En fin de saison virale, l’ail intrigue encore, mais les médecins rappellent qu’il ne guérit pas le rhume
Depuis des millénaires, l’ail traverse les recettes populaires. Son prestige persiste. Toutefois, les organismes de santé restent prudents. Pour le rhume viral, les études demeurent petites, hétérogènes et insuffisantes. Vous pouvez donc l’aimer dans l’assiette sans lui donner le statut de traitement du rhume.
Ce rappel tombe bien, car les virus respiratoires circulent encore en fin d’hiver. De plus, un rhume guérit seul dans la plupart des cas. Les antibiotiques n’agissent pas sur ces virus. Gardez surtout en tête aucune preuve solide pour promettre un effet net de l’ail.
Un lait chaud au miel apaise parfois la gorge, pourtant l’ail ne remplace ni repos, ni eau, ni soins
Le vieux lait à l’ail rassure par sa chaleur. Pourtant, ce n’est pas l’ail qui fait l’essentiel. Une boisson chaude peut adoucir la gorge, surtout si vous toussez.

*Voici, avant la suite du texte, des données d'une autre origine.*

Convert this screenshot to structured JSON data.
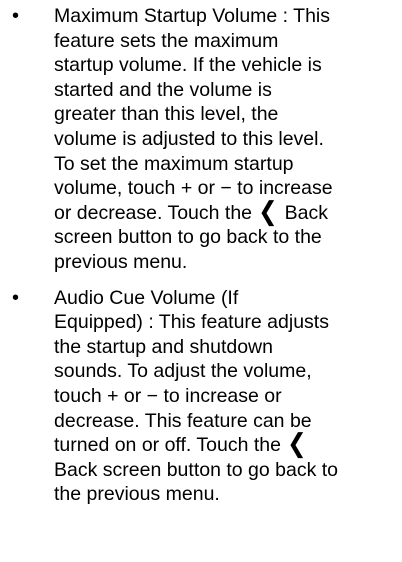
{
  "items": [
    {
      "bullet": "•",
      "line_1": "Maximum Startup Volume : This",
      "line_2": "feature sets the maximum",
      "line_3": "startup volume. If the vehicle is",
      "line_4": "started and the volume is",
      "line_5": "greater than this level, the",
      "line_6": "volume is adjusted to this level.",
      "line_7": "To set the maximum startup",
      "line_8": "volume, touch + or − to increase",
      "line_9_a": "or decrease. Touch the ",
      "back_symbol": "❮",
      "line_9_b": " Back",
      "line_10": "screen button to go back to the",
      "line_11": "previous menu."
    },
    {
      "bullet": "•",
      "line_1": "Audio Cue Volume (If",
      "line_2": "Equipped) : This feature adjusts",
      "line_3": "the startup and shutdown",
      "line_4": "sounds. To adjust the volume,",
      "line_5": "touch + or − to increase or",
      "line_6": "decrease. This feature can be",
      "line_7_a": "turned on or off. Touch the ",
      "back_symbol": "❮",
      "line_8": "Back screen button to go back to",
      "line_9": "the previous menu."
    }
  ]
}
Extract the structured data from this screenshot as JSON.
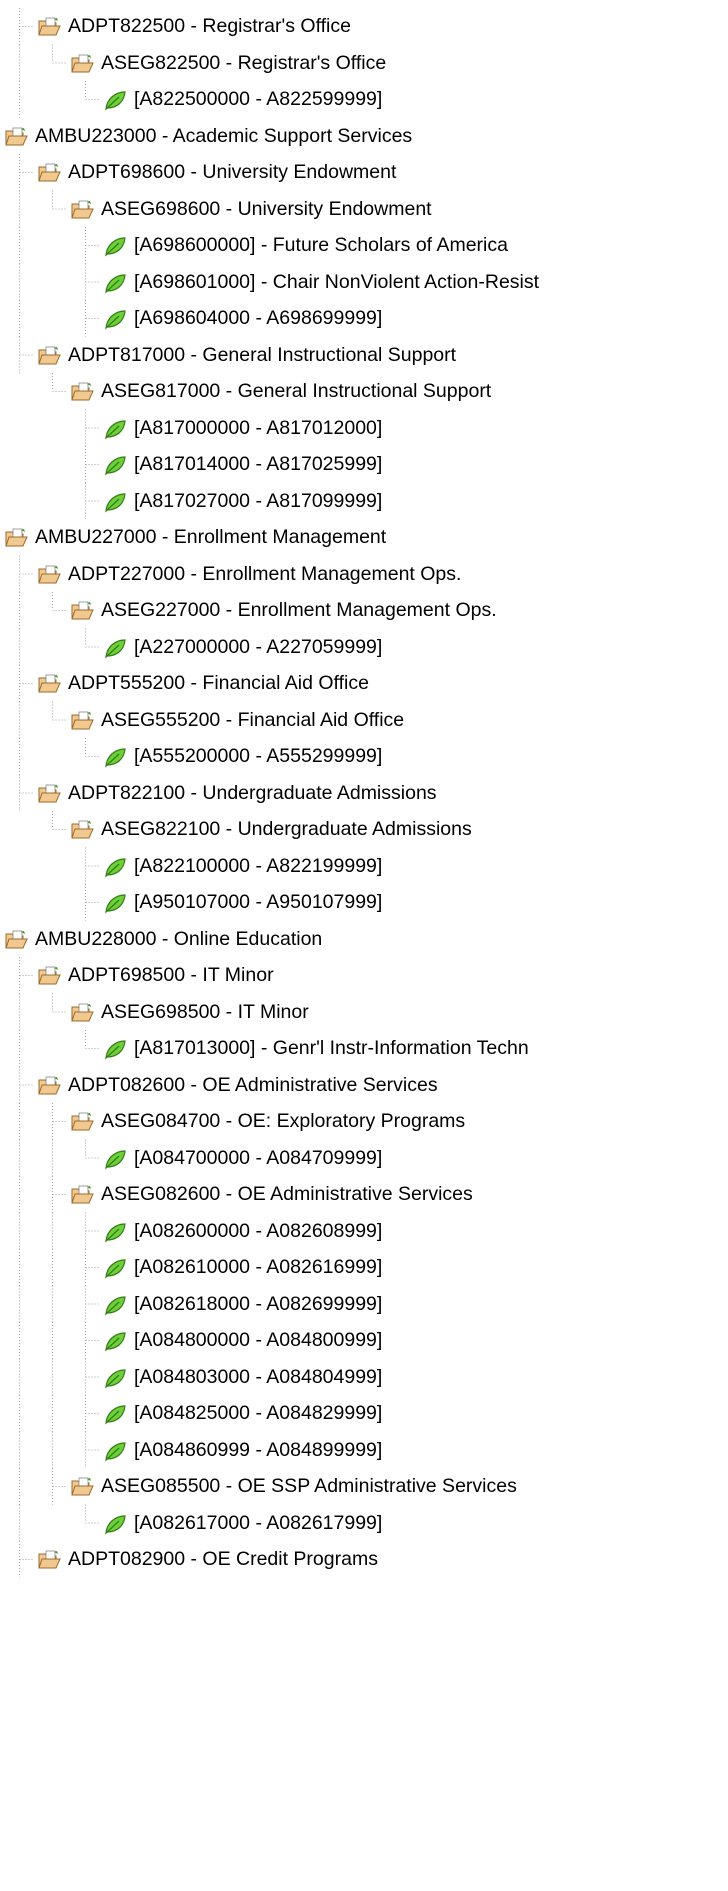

- Buvez régulièrement de l’eau.
- Dormez avec la tête légèrement relevée.
- Rincez le nez avec du sérum physiologique.
- Aérez la pièce et évitez la fumée.
En revanche, les gestes validés restent simples. Un lavage de nez aide vraiment à mieux respirer. Enfin, le miel calme parfois la toux, mais seulement chez l’adulte ou chez l’enfant de plus d’un an.
Cultiver de l’ail chez vous reste utile pour cuisiner frais, pas pour transformer votre cuisine en pharmacie
Faire pousser une gousse chez vous reste une bonne idée. Vous récoltez des pousses tendres, vous cuisinez plus frais, et vous gardez un usage culinaire cohérent avec les données actuelles.
- Ajoutez les jeunes feuilles dans une omelette.
- Écrasez une gousse dans une vinaigrette.
- Faites revenir l’ail doucement pour un goût plus doux.
- Conservez-le au sec, puis jetez les gousses abîmées.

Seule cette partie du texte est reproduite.